Manage a hub’s user environment#

Update the default user environment#

The default user environment is specified in its own GitHub repository, located at 2i2c-org/2i2c-hubs-image.

The image is built and pushed using jupyterhub/repo2docker-action to the 2i2c-hubs-image repository on

To update this environment:

  1. Make the changes you need to make to the environment, by editing the files in the 2i2c-hubs-image repository and open a pull request. This will also provide you the ability to test your changes on Binder to make sure everything works as expected.

  2. Once the PR is merged or a commit to the main branch happens, the new image will be pushed to the registry.

  3. Get the latest tag from the tags section in

  4. Update jupyterhub.singleuser.image.tag in helm-charts/basehub/values.yaml with this tag.

Use a custom user image#

Community hubs use an image we curate as the default. This can be replaced with your own custom image fairly easily. However, custom images should be maintained by the hub admins, and we won’t be able to help much with things in it.

Image requirements#

On top of whatever you are using, your image should match the following requirements:

  1. The jupyterhub package is installed in such a way that the command jupyterhub-singleuser works when executed with the image. 99% of the time, this just means you need to install the jupyterhub python package.

  2. Everything should be able to run as a non-root user, most likely with a uid 1000.

There are a few options to help make this easier.

  1. Use repo2docker to build your image.

  2. Use a pangeo curated docker image. They have an ‘onbuild’ variant of their images that lets you easily customize them.

  3. Use a jupyter curated docker image.

Nothing will be installed on top of this by us, so you really have full control of what goes in your environment.

Which image registry to use?#

While you can push your image to dockerhub, it now has pretty strict usage limits. This could cause disruptions in your hub if a new image can not be pulled due to these rate limits. We recommend the following image repositories:

  1. Owned by RedHat / IBM. Easiest to get started in, and recommended as the default

  2. Google Artifact Registry, if you already have infrastructure running on Google Cloud.

  3. AWS Elastic Container Registry if you already have infrastructure running on AWS.

  4. GitHub container registry. It integrates better with GitHub, but doesn’t have a clear policy on rate limits yet.

Configuring your hub to use the custom image#

We define arbitrary zero to jupyterhub on kubernetes values in config/clusters/CLUSTER_NAME/HUB_NAME.values.yaml files, which we can use to set the image name and tag. Here are some example values with only the useful bits.

      name: pangeo/pangeo-notebook
      tag: "2020.12.08"

This can be any image name & tag available in a public container registry.

Whenever you push a new image, you should make a PR that updates the tag here. Only on merge will the hub get the new image.

Another way to update the image is to use the configurator.

Split up an image for use with the repo2docker-action#

Sometimes we have user images defined in a repo, and we want to extract it to a standalone repo so it can be used with the repo2docker action. But we want to retain full history of the image still, so we can look back and see why things are the way they are, as well as credit the people who contributed over time. This page documents the git-fu required to make this happen.

  1. Clone the base repository you are extracting the image from. We will be performing destructive operations on this clone, so it has to be a fresh clone.

    git clone <base-repo-url> <hub-image> --origin source

    We name the directory <hub-image> as that would be the name of the repo with just the user image. We ask git to name the remote it creates be called source, as we will create a new GitHub repo later that will be origin.

  2. Make sure git-filter-repo is installed. It should be available in brew or other package managers

  3. Run git-filter-repo to remove everything from the repo except the image directory.

     git filter-repo --subdirectory-filter <path-to-image-directory> --force

    The repo root directory now contains the contents of <path-to-image-directory>, as well as full git history for any commits that touched it! This way, we do not lose history or attribution.

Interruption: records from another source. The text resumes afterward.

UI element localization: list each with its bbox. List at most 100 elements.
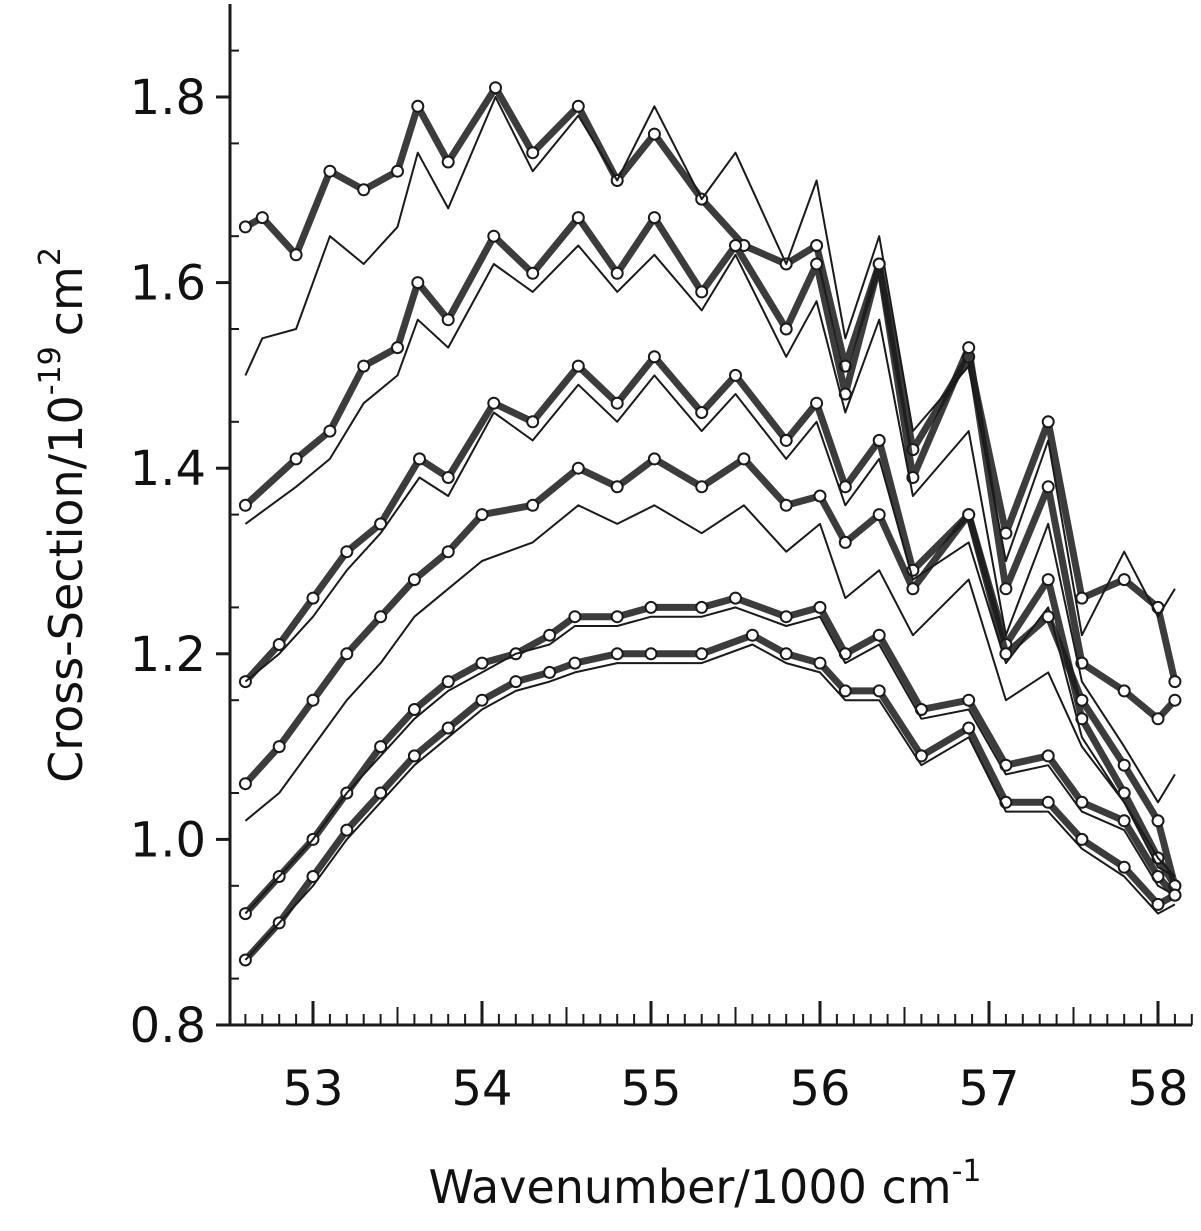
series-2-marker-9 — [571, 211, 585, 225]
series-2-marker-10 — [610, 266, 624, 280]
series-0-marker-9 — [526, 146, 540, 160]
series-6-marker-14 — [779, 498, 793, 512]
series-2-marker-3 — [357, 359, 371, 373]
series-6-marker-24 — [1151, 814, 1165, 828]
series-2-marker-band — [241, 214, 1179, 723]
series-0-marker-8 — [489, 81, 502, 95]
series-6-marker-11 — [647, 452, 661, 466]
series-10-marker-22 — [1041, 795, 1055, 809]
series-6-marker-8 — [526, 498, 540, 512]
series-4-marker-21 — [1041, 573, 1055, 587]
series-6-marker-15 — [813, 489, 827, 503]
series-6-marker-13 — [737, 452, 751, 466]
series-2-marker-21 — [1041, 480, 1055, 494]
ticks-layer: 0.8 1.0 1.2 1.4 1.6 1.8 53 54 55 56 57 58 — [130, 49, 1193, 1117]
y-axis-title-unit: cm — [39, 266, 93, 336]
series-0-marker-0 — [238, 220, 252, 234]
x-tick-label-5: 58 — [1127, 1061, 1188, 1117]
series-5-line — [244, 374, 1176, 878]
series-8-marker-11 — [610, 610, 624, 624]
series-6-marker-0 — [238, 777, 252, 791]
series-8-marker-24 — [1117, 814, 1131, 828]
series-8-marker-12 — [644, 600, 658, 614]
series-4-marker-3 — [340, 545, 354, 559]
series-4-marker-6 — [441, 471, 455, 484]
series-0-marker-7 — [441, 155, 455, 169]
series-10-marker-24 — [1117, 860, 1131, 874]
y-tick-label-4: 1.6 — [130, 256, 206, 312]
series-4-marker-8 — [526, 415, 540, 429]
series-2-marker-6 — [441, 313, 455, 327]
series-3-line — [244, 244, 1176, 804]
series-10-marker-15 — [779, 647, 793, 661]
x-axis-title-exponent: -1 — [952, 1154, 982, 1189]
series-0-marker-12 — [647, 127, 661, 141]
series-6-marker-21 — [1041, 610, 1055, 624]
series-8-marker-23 — [1075, 795, 1089, 809]
series-10-marker-6 — [441, 721, 455, 735]
series-0-marker-24 — [1117, 573, 1131, 587]
y-tick-label-5: 1.8 — [130, 70, 206, 126]
series-4-marker-14 — [779, 433, 793, 447]
series-4-marker-1 — [272, 638, 286, 651]
series-layer — [238, 81, 1182, 967]
series-2-marker-14 — [779, 322, 793, 336]
series-2-marker-20 — [999, 582, 1013, 596]
series-8-marker-22 — [1041, 749, 1055, 763]
series-6-marker-17 — [872, 508, 886, 522]
series-2-marker-0 — [238, 498, 252, 512]
series-2-marker-23 — [1117, 684, 1131, 698]
x-axis-title-text: Wavenumber/1000 cm — [429, 1160, 952, 1214]
series-0-marker-23 — [1075, 591, 1089, 605]
series-10-marker-25 — [1151, 897, 1165, 911]
series-6-marker-7 — [475, 508, 489, 522]
series-10-marker-16 — [813, 656, 827, 670]
series-4-marker-9 — [571, 359, 585, 373]
series-6-marker-4 — [374, 610, 388, 624]
series-0-marker-4 — [357, 183, 371, 197]
series-10-marker-8 — [509, 675, 523, 689]
series-0-marker-3 — [323, 164, 337, 178]
series-11-line — [244, 643, 1176, 961]
y-tick-label-0: 0.8 — [130, 998, 206, 1054]
series-6-marker-band — [241, 455, 1179, 890]
series-6-marker-3 — [340, 647, 354, 661]
x-tick-label-4: 57 — [958, 1061, 1019, 1117]
series-10-marker-5 — [407, 749, 421, 763]
series-4-marker-5 — [413, 452, 426, 466]
y-axis-title: Cross-Section/10-19 cm2 — [33, 247, 93, 783]
series-9-line — [244, 606, 1176, 915]
series-6-marker-9 — [571, 461, 585, 475]
series-8-marker-14 — [729, 591, 742, 605]
x-tick-label-1: 54 — [451, 1061, 512, 1117]
x-tick-label-2: 55 — [620, 1061, 681, 1117]
y-axis-title-exponent: -19 — [33, 346, 68, 395]
series-6-marker-1 — [272, 740, 286, 754]
series-2-marker-25 — [1168, 693, 1182, 707]
series-10-marker-18 — [872, 684, 886, 698]
y-axis-title-unit-exponent: 2 — [33, 247, 68, 266]
series-4-marker-11 — [647, 350, 661, 364]
series-4-marker-7 — [487, 396, 501, 410]
series-6-marker-6 — [441, 545, 455, 559]
series-8-marker-18 — [872, 628, 886, 642]
series-4-marker-12 — [695, 406, 709, 419]
series-8-marker-5 — [407, 703, 421, 716]
x-tick-label-0: 53 — [282, 1061, 343, 1117]
series-2-marker-15 — [810, 257, 824, 271]
series-2-marker-19 — [962, 341, 976, 355]
series-4-marker-10 — [610, 396, 624, 410]
series-6-marker-10 — [610, 480, 624, 494]
series-0-marker-16 — [810, 239, 824, 252]
series-4-marker-2 — [306, 591, 320, 605]
series-8-marker-20 — [962, 693, 976, 707]
series-2-marker-1 — [289, 452, 303, 466]
series-2-marker-17 — [872, 257, 886, 271]
series-8-marker-7 — [475, 656, 489, 670]
series-10-marker-10 — [568, 656, 582, 670]
series-8-marker-15 — [779, 610, 793, 624]
series-6-marker-19 — [962, 508, 976, 522]
series-0-marker-1 — [255, 211, 269, 225]
series-6-marker-12 — [695, 480, 709, 494]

  4. Create a user image repository in GitHub based off this template. The template makes it much easier to setup repo2docker-action on it.

  5. Add the new user image repo as a remote you can push commits to / pull commits from. This will be the primary location of this repo now, so let’s call it origin.

    git remote add origin<your-org-or-user-name>/<your-repo-name>.git
  6. Fetch the new repo and check out the main branch, as that is the final destination for our image contents.

     git fetch origin
     git checkout main
  7. Remove the environment.yml file from the repo - it is present as an example only, and we have our own we are bringing.

    git rm environment.yml
    git commit -m 'Remove unused environment.yml file'
  8. Merge the branch we prepared earlier with just our image contents into this main branch, while telling git to not freak out about them being from different repos initially.

    git merge staging --allow-unrelated-histories  -m 'Bringing in image directory from deployment repo'
    git push origin main

    In this case, staging was the name of the branch in the source repo, and main is the name of the main branch in the new user image repo.

  9. Now follow the instructions in the README of your new repo to complete setting up the repo2docker action as well as using this on your hub!